The Roma Preserve Their Traditions
In spite of all their problems, the Roma in Slobozia Bradului try to keep their traditions alive. For instance, there are still ring and comb manufacturers in the region. Niculai Romanescu, 83, is the only comb manufacturer left in the community. He used to make them out of cattle horn, but now he only makes them of plastic, because, “they no longer sell so well.” He learned the skill from his father but he is sad because business is not what it used to be. “Now I make combs of plastic. I gather scrap plastic from factories and I make the combs from it. I bend the plastic over the fire; I mould it and cut the teeth with a small saw. Business used to be better because people were dirtier and they used to buy combs to get rid of lice, but now it doesn’t work anymore,” says the old man. Still, he found a wholesaler who buys all his combs monthly. It’s a merchant from the market in Buzau, who buys 50–60 combs every month. The wholesale price of a comb is one leu and the retail price is two lei.

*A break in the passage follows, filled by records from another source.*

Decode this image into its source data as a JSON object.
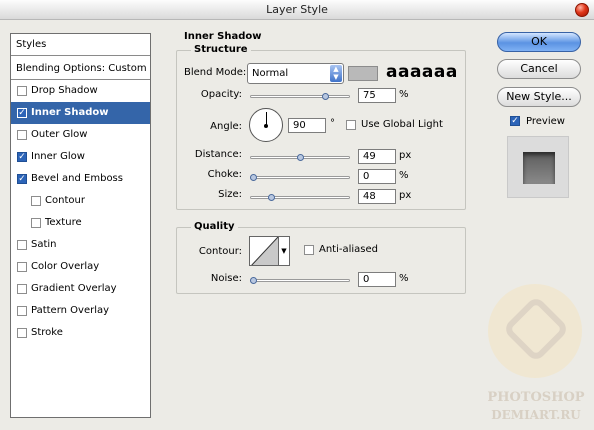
{
  "window": {
    "title": "Layer Style"
  },
  "style_list": {
    "header": "Styles",
    "blending_options": "Blending Options: Custom",
    "items": [
      {
        "label": "Drop Shadow",
        "checked": false,
        "selected": false,
        "indent": false
      },
      {
        "label": "Inner Shadow",
        "checked": true,
        "selected": true,
        "indent": false
      },
      {
        "label": "Outer Glow",
        "checked": false,
        "selected": false,
        "indent": false
      },
      {
        "label": "Inner Glow",
        "checked": true,
        "selected": false,
        "indent": false
      },
      {
        "label": "Bevel and Emboss",
        "checked": true,
        "selected": false,
        "indent": false
      },
      {
        "label": "Contour",
        "checked": false,
        "selected": false,
        "indent": true
      },
      {
        "label": "Texture",
        "checked": false,
        "selected": false,
        "indent": true
      },
      {
        "label": "Satin",
        "checked": false,
        "selected": false,
        "indent": false
      },
      {
        "label": "Color Overlay",
        "checked": false,
        "selected": false,
        "indent": false
      },
      {
        "label": "Gradient Overlay",
        "checked": false,
        "selected": false,
        "indent": false
      },
      {
        "label": "Pattern Overlay",
        "checked": false,
        "selected": false,
        "indent": false
      },
      {
        "label": "Stroke",
        "checked": false,
        "selected": false,
        "indent": false
      }
    ]
  },
  "inner_shadow": {
    "section_title": "Inner Shadow",
    "structure_title": "Structure",
    "blend_mode_label": "Blend Mode:",
    "blend_mode_value": "Normal",
    "shadow_color": "#b9b9b9",
    "sample_text": "aaaaaa",
    "opacity_label": "Opacity:",
    "opacity_value": "75",
    "opacity_unit": "%",
    "opacity_fraction": 0.75,
    "angle_label": "Angle:",
    "angle_value": "90",
    "angle_unit": "°",
    "use_global_light_label": "Use Global Light",
    "use_global_light_checked": false,
    "distance_label": "Distance:",
    "distance_value": "49",
    "distance_unit": "px",
    "distance_fraction": 0.49,
    "choke_label": "Choke:",
    "choke_value": "0",
    "choke_unit": "%",
    "choke_fraction": 0.0,
    "size_label": "Size:",
    "size_value": "48",
    "size_unit": "px",
    "size_fraction": 0.19
  },
  "quality": {
    "title": "Quality",
    "contour_label": "Contour:",
    "anti_aliased_label": "Anti-aliased",
    "anti_aliased_checked": false,
    "noise_label": "Noise:",
    "noise_value": "0",
    "noise_unit": "%",
    "noise_fraction": 0.0
  },
  "buttons": {
    "ok": "OK",
    "cancel": "Cancel",
    "new_style": "New Style...",
    "preview_label": "Preview",
    "preview_checked": true
  },
  "watermark": {
    "line1": "PHOTOSHOP",
    "line2": "DEMIART.RU"
  },
  "colors": {
    "selected_row": "#3465a9",
    "ok_button": "#5b93e3"
  }
}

The business only brings him a few hundred lei a month in the former currency, but it helps the old man survive.
Ion Romanescu is the other manufacturer in the community who tries to continue the tradition of ring-making. He is 76-years-old and has been making gold and silver rings for more than 60 years. We are all sure to have seen him at least once at the back of the markets in Focsani, Buzau, or Mangalia. He sells the silver rings for 5 lei a gram in the new currency, and the gold rings for 26 lei a gram. He works with the customers’ materials. He has his own patterns and he hopes to set up a real jeweler’s shop in Slobozia, which he could run, because he is rather old and cannot walk to the market or fairs. “It works all right, but it is rather difficult. I want to set up a big jeweler’s shop here and I’m going to run it. Now I’m trying to get the authorizations for two years from a financial inspector,” the old man proudly says.